Ainda hoje na ilha terceira, nos Açores, há quem se lembre desse discurso de José Hermano Saraiva, que morreu, aos 92 anos, na sua casa de Palmela na sexta-feira passada. o comunicador de massas, que popularizou os programas de televisão sobre história de portugal, era então ministro da educação nacional de Salazar e arrebataria, em 1969, os jovens estudantes da ilha com um discurso de uma única palavra.
A plateia estava à espera e, com ar solene, Hermano Saraiva preparou-se para dar «a sua opinião» sobre aquela ilha açoriana. limitou-se a dizer interrogativamente: «terceira?!», a sala rebentou num aplauso, «uma ovação prolongada unânime», recordou o historiador nas suas memórias, publicadas pelo sol em 2007.
Filmou quase até ao fim os programas sobre história de portugal que o tornaram conhecido por várias gerações – numa colaboração com a RTP, que iniciou em 1972, com o tempo e a alma.
«era o colaborador mais antigo da rtp, gravámos o último programa em Dezembro », recorda ao sol o produtor dos seus programas, José António Crespo, da Videofono. gravava de improviso, sem um guião prévio, ligavam a câmara e o historiador falava: «nunca teve teleponto, às vezes, quando havia muitas datas, colávamos uma folha de papel à câmara».
Como nos últimos tempos José Hermano já não conseguia ler, era o produtor que lhe relatava os dados bibliográficos necessários ao programa, a memória e a capacidade de representação faziam o resto: «o meu tio gostava de palco. era essencialmente um actor que punha nos programas toda a sua imensa bagagem cultural», conta José António Saraiva, director do sol, que herdou do tio e também padrinho o primeiro nome.
A capacidade de falar durante horas de improviso era uma das suas características, «ardeu uma biblioteca», lamenta José António Crespo, «era um intelectual notável, com uma cultura soberba», e isso passava para o espectador, recebia dezenas de cartas por mês, até de crianças a contar que não perdiam os seus programas.

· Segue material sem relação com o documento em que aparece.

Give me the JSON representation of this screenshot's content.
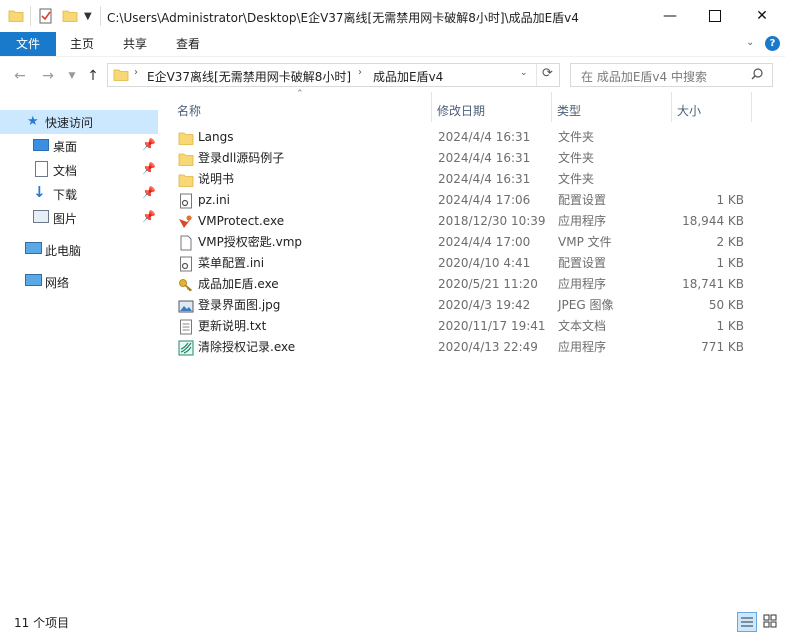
{
  "window": {
    "title": "C:\\Users\\Administrator\\Desktop\\E企V37离线[无需禁用网卡破解8小时]\\成品加E盾v4",
    "minimize_icon": "minimize-icon",
    "maximize_icon": "maximize-icon",
    "close_icon": "close-icon"
  },
  "ribbon": {
    "tabs": [
      "文件",
      "主页",
      "共享",
      "查看"
    ]
  },
  "address": {
    "segments": [
      "E企V37离线[无需禁用网卡破解8小时]",
      "成品加E盾v4"
    ],
    "search_placeholder": "在 成品加E盾v4 中搜索"
  },
  "nav": {
    "items": [
      {
        "label": "快速访问",
        "icon": "star-icon",
        "pinned": false,
        "selected": true
      },
      {
        "label": "桌面",
        "icon": "desktop-icon",
        "pinned": true
      },
      {
        "label": "文档",
        "icon": "document-icon",
        "pinned": true
      },
      {
        "label": "下载",
        "icon": "download-icon",
        "pinned": true
      },
      {
        "label": "图片",
        "icon": "picture-icon",
        "pinned": true
      },
      {
        "label": "此电脑",
        "icon": "computer-icon",
        "pinned": false
      },
      {
        "label": "网络",
        "icon": "network-icon",
        "pinned": false
      }
    ]
  },
  "columns": {
    "name": "名称",
    "date": "修改日期",
    "type": "类型",
    "size": "大小"
  },
  "files": [
    {
      "name": "Langs",
      "date": "2024/4/4 16:31",
      "type": "文件夹",
      "size": "",
      "icon": "folder-icon"
    },
    {
      "name": "登录dll源码例子",
      "date": "2024/4/4 16:31",
      "type": "文件夹",
      "size": "",
      "icon": "folder-icon"
    },
    {
      "name": "说明书",
      "date": "2024/4/4 16:31",
      "type": "文件夹",
      "size": "",
      "icon": "folder-icon"
    },
    {
      "name": "pz.ini",
      "date": "2024/4/4 17:06",
      "type": "配置设置",
      "size": "1 KB",
      "icon": "settings-file-icon"
    },
    {
      "name": "VMProtect.exe",
      "date": "2018/12/30 10:39",
      "type": "应用程序",
      "size": "18,944 KB",
      "icon": "vmprotect-icon"
    },
    {
      "name": "VMP授权密匙.vmp",
      "date": "2024/4/4 17:00",
      "type": "VMP 文件",
      "size": "2 KB",
      "icon": "blank-file-icon"
    },
    {
      "name": "菜单配置.ini",
      "date": "2020/4/10 4:41",
      "type": "配置设置",
      "size": "1 KB",
      "icon": "settings-file-icon"
    },
    {
      "name": "成品加E盾.exe",
      "date": "2020/5/21 11:20",
      "type": "应用程序",
      "size": "18,741 KB",
      "icon": "key-icon"
    },
    {
      "name": "登录界面图.jpg",
      "date": "2020/4/3 19:42",
      "type": "JPEG 图像",
      "size": "50 KB",
      "icon": "image-file-icon"
    },
    {
      "name": "更新说明.txt",
      "date": "2020/11/17 19:41",
      "type": "文本文档",
      "size": "1 KB",
      "icon": "text-file-icon"
    },
    {
      "name": "清除授权记录.exe",
      "date": "2020/4/13 22:49",
      "type": "应用程序",
      "size": "771 KB",
      "icon": "app-icon"
    }
  ],
  "status": {
    "item_count": "11 个项目"
  },
  "colors": {
    "accent": "#1979ca",
    "nav_selected": "#cce8ff",
    "folder": "#f8d775"
  }
}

Mas mesmo em família monopolizava as conversas: era o centro das atenções, falar com ele era fácil, dialogar nem por isso.
Advogado e deputado
Nascido em Leiria em 1919, teve uma vida longa e agitada. licenciado em histórico-filosóficas e em ciências jurídicas, foi professor e reitor de liceu, advogado, deputado, ministro da educação nacional de Salazar e de Marcello Caetano, embaixador de portugal no Brasil e autor de cinco séries de programas televisivos (o tempo e a alma/histórias que o tempo apagou/lendas e narrativas/horizontes da memória/a alma e a gente).
Dirigiu ainda uma história de portugal em seis volumes (1983) e escreveu a história concisa de portugal, já na 25.ª edição, com um total de 180 mil exemplares vendidos.
Os tempos de namoro com Maria de Lourdes Bettencourt de Sá Nogueira, professora de inglês e francês, com quem teve cinco filhos, todos rapazes, foram os de «maior beleza poética, de encantamento interior, de toda a minha vida», escreveu nas suas memórias. durante os cinco anos de namoro, oferecia-lhe todos os dias um ramo de rosas brancas.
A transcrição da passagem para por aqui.